My last example is not about national politics. It is about instruction in the wake of the coronavirus. I'm aware that there is a lot of planning going on about all university operation in the current circumstance. But this sort of planning tends to be on the administrative side. Are individual instructors thinking about these issues as well and how they might have to alter their teaching as a consequence? I don't know, but I'm afraid they aren't. At least so far, the planning by the support units doesn't include communicating with instructors now on this topic (at least not at the U of I). It seems to me it might be necessary for instructors to segue from on-ground teaching to online teaching, within the same course being offered now. So I wrote this post, Teaching a Class Session Online in a Pinch - Some Suggestions. I can anticipate this happening only at the last moment for many instructors. That will surely lead to panic and congestion of available support services. Perhaps there would be some downside risk in communicating about it now. But if more instructors can take precaution now, that definitely would be a plus. I think the upside trumps the downside. Apparently others in a position to do something about this disagree with that assessment or they haven't thought it through. The real issue is that disagreeing with the assessment provides an excuse for not thinking it through.

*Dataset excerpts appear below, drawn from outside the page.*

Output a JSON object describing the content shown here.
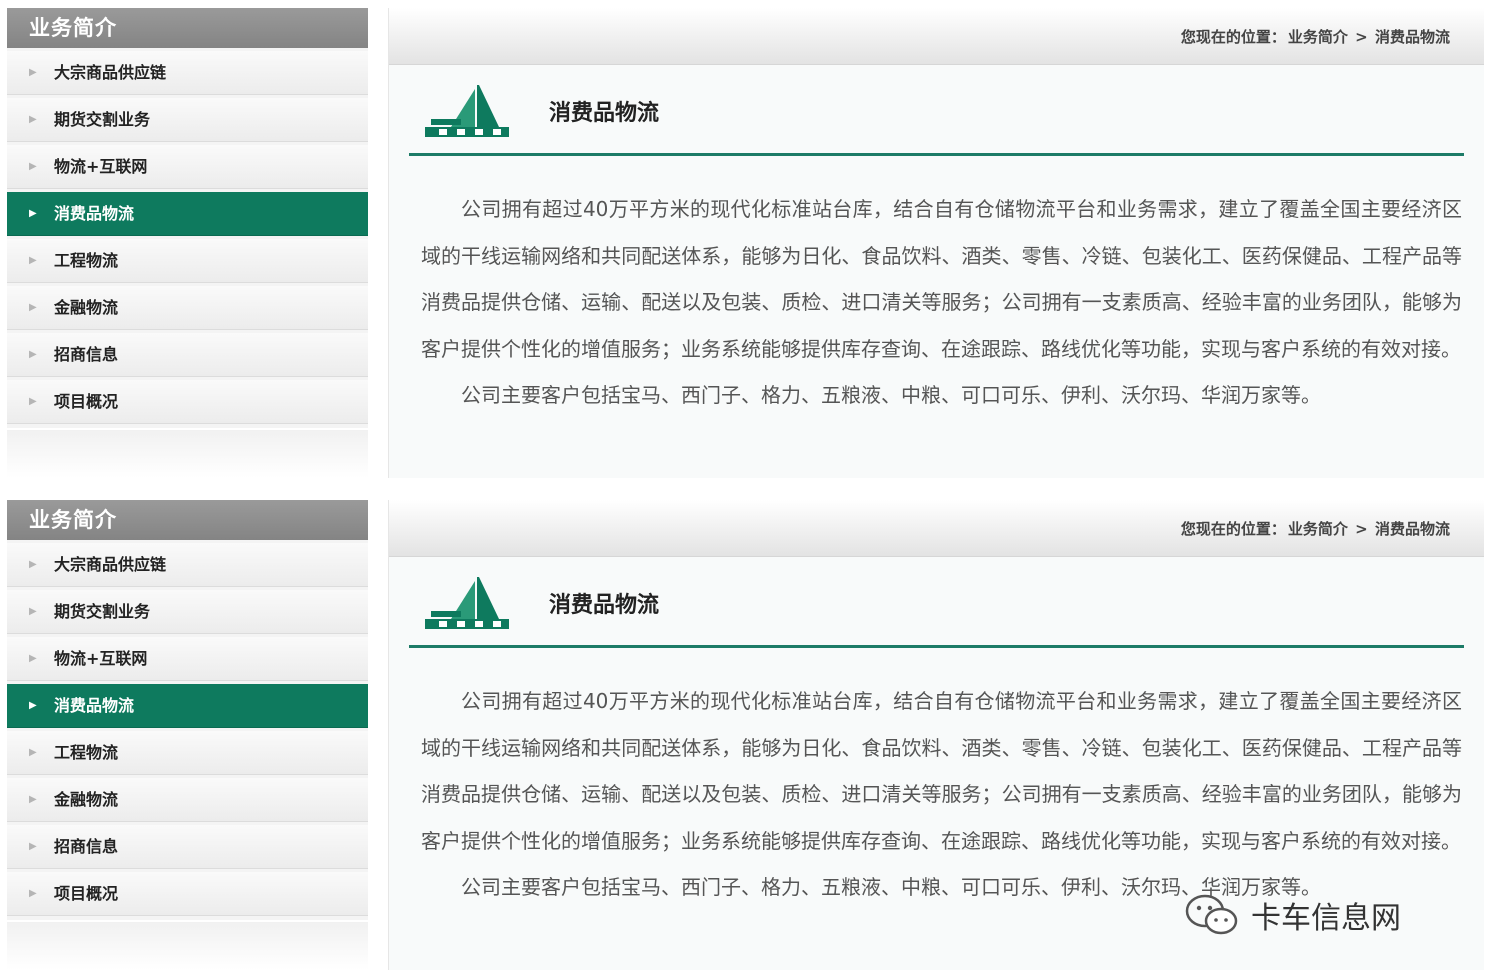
{
  "sidebar": {
    "title": "业务简介",
    "items": [
      {
        "label": "大宗商品供应链",
        "active": false
      },
      {
        "label": "期货交割业务",
        "active": false
      },
      {
        "label": "物流+互联网",
        "active": false
      },
      {
        "label": "消费品物流",
        "active": true
      },
      {
        "label": "工程物流",
        "active": false
      },
      {
        "label": "金融物流",
        "active": false
      },
      {
        "label": "招商信息",
        "active": false
      },
      {
        "label": "项目概况",
        "active": false
      }
    ]
  },
  "breadcrumb": {
    "prefix": "您现在的位置：",
    "parent": "业务简介",
    "separator": ">",
    "current": "消费品物流"
  },
  "page_title": "消费品物流",
  "paragraphs": [
    "公司拥有超过40万平方米的现代化标准站台库，结合自有仓储物流平台和业务需求，建立了覆盖全国主要经济区域的干线运输网络和共同配送体系，能够为日化、食品饮料、酒类、零售、冷链、包装化工、医药保健品、工程产品等消费品提供仓储、运输、配送以及包装、质检、进口清关等服务；公司拥有一支素质高、经验丰富的业务团队，能够为客户提供个性化的增值服务；业务系统能够提供库存查询、在途跟踪、路线优化等功能，实现与客户系统的有效对接。",
    "公司主要客户包括宝马、西门子、格力、五粮液、中粮、可口可乐、伊利、沃尔玛、华润万家等。"
  ],
  "watermark": "卡车信息网",
  "colors": {
    "accent": "#0e7a5e",
    "divider": "#1d7b67"
  }
}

Let me wrap up things here. The backseat driving emerges as a consequence of worrying about things. I don't think I can stop worrying, though it's obviously the simplest answer if I could. So I need a next best solution, one that helps with managing the worrying. Over the years, writing these blog posts has been useful for that. The question is whether it can remain useful, even if there is no audience for them. I don't have any answers for that now. I haven't written blog posts two days in a row for quite a long time. Let's see whether tomorrow there still is an urge to produce another.